NASA closed the project to capture asteroids

In 2013, the Obama administration introduced a draft program called Asteroid Redirect Mission (ARM). Its goal was to capture and move to a near-moon orbit a small asteroid with the subsequent sending to him of a manned expedition on the ship Orion. In fact, ARM was positioned as a kind of replacement for a very ambitious Constellation program, closed in 2009.

However, since its birth, ARM has faced a number of difficulties. Not all representatives of the American space industry were enthusiastic about the project, considering it an unnecessary dispersion of resources. ARM did not enjoy special support in the Congress, and in many respects survived only due to its promotion by the presidential administration. Her shift brought the death sentence to the program. In the draft budget of NASA for 2018, ARM has not been allocated funding.
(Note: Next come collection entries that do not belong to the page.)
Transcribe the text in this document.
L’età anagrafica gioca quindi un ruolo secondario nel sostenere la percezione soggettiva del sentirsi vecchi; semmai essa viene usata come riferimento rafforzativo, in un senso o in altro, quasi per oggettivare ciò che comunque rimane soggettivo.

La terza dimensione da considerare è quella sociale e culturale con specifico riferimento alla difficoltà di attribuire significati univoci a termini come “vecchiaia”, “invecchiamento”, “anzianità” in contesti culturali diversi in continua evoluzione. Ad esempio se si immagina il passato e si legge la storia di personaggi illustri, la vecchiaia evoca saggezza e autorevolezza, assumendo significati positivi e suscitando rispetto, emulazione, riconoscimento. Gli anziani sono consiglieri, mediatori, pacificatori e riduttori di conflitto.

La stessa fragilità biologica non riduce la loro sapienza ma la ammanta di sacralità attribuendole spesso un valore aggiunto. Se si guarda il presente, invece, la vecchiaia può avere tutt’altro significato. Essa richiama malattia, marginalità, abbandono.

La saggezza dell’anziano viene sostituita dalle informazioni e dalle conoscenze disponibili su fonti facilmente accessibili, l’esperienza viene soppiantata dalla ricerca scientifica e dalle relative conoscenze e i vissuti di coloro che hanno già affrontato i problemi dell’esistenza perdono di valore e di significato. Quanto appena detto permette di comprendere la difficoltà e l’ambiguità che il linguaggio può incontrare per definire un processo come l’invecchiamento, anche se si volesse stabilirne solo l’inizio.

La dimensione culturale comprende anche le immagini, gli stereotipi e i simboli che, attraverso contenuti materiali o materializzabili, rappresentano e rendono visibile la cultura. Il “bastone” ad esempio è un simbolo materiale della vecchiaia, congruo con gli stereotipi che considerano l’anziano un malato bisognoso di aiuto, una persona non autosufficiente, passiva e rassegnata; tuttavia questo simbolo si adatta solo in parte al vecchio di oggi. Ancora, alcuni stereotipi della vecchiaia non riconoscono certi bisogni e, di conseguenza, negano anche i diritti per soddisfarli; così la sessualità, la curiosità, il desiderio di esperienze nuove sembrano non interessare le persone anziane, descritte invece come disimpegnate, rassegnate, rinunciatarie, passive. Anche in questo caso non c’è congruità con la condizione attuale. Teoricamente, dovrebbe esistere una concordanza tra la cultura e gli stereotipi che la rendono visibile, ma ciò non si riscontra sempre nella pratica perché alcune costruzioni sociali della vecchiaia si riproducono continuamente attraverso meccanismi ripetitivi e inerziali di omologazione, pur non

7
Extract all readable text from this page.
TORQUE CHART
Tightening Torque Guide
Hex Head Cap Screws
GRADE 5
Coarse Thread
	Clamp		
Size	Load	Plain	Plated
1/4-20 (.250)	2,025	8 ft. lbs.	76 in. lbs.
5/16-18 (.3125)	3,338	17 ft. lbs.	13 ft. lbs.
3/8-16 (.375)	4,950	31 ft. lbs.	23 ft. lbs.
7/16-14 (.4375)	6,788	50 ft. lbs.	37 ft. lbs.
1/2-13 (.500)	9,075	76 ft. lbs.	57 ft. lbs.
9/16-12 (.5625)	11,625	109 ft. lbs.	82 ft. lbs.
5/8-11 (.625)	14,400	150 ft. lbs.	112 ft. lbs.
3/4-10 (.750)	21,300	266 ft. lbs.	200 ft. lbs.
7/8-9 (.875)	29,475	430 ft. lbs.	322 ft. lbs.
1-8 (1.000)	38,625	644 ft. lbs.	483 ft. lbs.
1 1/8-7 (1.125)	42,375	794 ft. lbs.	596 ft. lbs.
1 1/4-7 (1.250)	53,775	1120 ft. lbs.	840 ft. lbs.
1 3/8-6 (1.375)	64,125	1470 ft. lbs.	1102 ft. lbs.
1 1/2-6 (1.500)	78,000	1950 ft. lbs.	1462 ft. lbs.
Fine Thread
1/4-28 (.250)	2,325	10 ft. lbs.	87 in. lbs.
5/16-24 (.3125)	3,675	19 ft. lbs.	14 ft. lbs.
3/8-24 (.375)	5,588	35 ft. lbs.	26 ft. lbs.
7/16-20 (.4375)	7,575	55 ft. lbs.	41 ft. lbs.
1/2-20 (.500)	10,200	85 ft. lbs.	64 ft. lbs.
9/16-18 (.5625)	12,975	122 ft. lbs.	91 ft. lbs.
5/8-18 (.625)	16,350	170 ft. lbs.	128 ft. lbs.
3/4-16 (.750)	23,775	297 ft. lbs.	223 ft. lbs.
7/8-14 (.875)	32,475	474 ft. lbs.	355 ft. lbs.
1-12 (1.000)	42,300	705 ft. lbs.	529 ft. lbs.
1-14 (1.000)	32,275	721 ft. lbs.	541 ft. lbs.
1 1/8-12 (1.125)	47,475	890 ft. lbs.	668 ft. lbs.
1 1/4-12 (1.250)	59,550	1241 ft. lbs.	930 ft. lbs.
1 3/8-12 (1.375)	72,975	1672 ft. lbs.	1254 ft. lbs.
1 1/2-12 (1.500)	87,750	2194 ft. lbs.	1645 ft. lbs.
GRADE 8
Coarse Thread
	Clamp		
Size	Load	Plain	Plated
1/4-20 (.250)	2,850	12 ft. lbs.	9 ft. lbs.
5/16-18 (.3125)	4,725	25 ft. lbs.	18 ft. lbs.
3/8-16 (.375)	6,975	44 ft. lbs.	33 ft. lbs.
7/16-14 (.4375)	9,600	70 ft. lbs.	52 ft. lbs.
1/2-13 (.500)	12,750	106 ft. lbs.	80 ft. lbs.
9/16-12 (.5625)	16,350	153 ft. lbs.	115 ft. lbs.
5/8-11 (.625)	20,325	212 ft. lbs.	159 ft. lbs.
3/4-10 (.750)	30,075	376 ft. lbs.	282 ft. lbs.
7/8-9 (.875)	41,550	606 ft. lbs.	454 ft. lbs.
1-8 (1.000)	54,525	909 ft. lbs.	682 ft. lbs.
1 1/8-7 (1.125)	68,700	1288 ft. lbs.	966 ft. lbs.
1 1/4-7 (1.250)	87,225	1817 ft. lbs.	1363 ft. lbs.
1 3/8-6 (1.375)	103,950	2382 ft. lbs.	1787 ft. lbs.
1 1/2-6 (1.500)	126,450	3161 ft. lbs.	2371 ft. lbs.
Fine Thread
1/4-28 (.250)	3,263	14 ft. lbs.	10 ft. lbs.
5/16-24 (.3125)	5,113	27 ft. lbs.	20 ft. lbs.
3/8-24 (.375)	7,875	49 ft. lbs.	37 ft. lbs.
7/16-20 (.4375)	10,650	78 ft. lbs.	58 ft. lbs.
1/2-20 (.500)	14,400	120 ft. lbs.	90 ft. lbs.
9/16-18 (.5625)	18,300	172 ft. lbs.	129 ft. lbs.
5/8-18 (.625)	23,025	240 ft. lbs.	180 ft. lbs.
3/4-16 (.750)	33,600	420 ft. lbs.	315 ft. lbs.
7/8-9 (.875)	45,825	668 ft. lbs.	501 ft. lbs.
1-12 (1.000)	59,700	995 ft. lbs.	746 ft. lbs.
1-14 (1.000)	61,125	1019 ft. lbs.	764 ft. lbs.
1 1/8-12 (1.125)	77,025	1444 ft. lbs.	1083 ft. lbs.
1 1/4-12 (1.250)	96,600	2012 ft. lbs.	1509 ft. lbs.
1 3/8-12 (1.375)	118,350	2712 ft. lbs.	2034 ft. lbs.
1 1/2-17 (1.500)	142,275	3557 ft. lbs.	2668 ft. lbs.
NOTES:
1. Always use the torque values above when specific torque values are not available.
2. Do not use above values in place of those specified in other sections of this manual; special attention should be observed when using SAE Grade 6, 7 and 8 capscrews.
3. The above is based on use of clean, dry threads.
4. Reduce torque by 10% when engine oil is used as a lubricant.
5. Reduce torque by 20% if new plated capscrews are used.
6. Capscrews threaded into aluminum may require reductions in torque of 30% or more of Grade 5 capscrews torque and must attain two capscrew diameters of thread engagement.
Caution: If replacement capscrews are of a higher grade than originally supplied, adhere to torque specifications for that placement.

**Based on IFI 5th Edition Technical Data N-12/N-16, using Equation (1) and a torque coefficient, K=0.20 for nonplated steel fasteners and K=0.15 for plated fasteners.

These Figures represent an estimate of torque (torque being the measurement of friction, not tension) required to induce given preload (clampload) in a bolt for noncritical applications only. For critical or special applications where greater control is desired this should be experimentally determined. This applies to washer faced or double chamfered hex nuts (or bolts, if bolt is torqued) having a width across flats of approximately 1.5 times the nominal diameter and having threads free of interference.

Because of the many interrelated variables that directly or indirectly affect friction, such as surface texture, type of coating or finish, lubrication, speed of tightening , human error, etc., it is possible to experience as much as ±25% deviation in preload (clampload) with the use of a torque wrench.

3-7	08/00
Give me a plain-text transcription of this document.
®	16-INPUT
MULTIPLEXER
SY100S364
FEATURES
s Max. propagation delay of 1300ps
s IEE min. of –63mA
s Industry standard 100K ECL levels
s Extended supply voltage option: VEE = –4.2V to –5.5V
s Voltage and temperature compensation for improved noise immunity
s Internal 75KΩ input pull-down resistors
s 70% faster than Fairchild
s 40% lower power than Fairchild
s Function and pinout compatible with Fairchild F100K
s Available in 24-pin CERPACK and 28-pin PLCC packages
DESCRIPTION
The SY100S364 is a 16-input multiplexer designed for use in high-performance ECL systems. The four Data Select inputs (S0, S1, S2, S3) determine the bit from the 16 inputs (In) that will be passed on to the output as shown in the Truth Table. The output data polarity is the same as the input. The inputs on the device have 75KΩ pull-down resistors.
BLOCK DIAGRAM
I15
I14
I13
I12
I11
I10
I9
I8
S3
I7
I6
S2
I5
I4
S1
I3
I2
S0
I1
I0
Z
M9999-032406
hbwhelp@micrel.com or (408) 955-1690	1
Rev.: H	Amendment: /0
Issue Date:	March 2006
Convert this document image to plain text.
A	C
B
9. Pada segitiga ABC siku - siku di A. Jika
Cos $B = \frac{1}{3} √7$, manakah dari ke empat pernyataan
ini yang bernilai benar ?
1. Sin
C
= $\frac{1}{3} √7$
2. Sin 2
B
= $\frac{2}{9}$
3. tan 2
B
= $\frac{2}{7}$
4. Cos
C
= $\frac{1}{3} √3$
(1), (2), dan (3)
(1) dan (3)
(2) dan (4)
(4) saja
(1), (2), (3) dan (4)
For some time, NASA has been trying to save ARM, but it has not been able to enlist the support of either the new administration or the Congress. According to a statement made on June 13 by the program director Michel Gates, in fact, the agency has already begun to curtail ARM. Some of the projects developed within its framework will be closed, some will continue to develop, but already in the framework of other programs.

Alas, but it seems that this will be the point in the history of ARM. Yes, landing on an asteroid is certainly not a flight to Mars, but personally I liked the idea. It united the science and spirit of pioneering. In addition, in its framework, technologies were developed that could later be useful in both planetary protection and potential space prospectors. I hope that in the future I will still see a manned mission to an asteroid.

Well, at least we are not yet facing a shortage of unmanned missions to small planets. In the next year, OSIRIS-REx and “Hayabusa-2” devices achieved their goals. In 2021 and 2022, the Psyche and Lucy missions will be launched to study the metal asteroid Psyche and the Trojan asteroids of Jupiter. And finally, with luck, we still can see the mission of AIDA (Asteroid Impact & Deflection Assessment), whose purpose is to study the effects of spacecraft impact on the asteroid.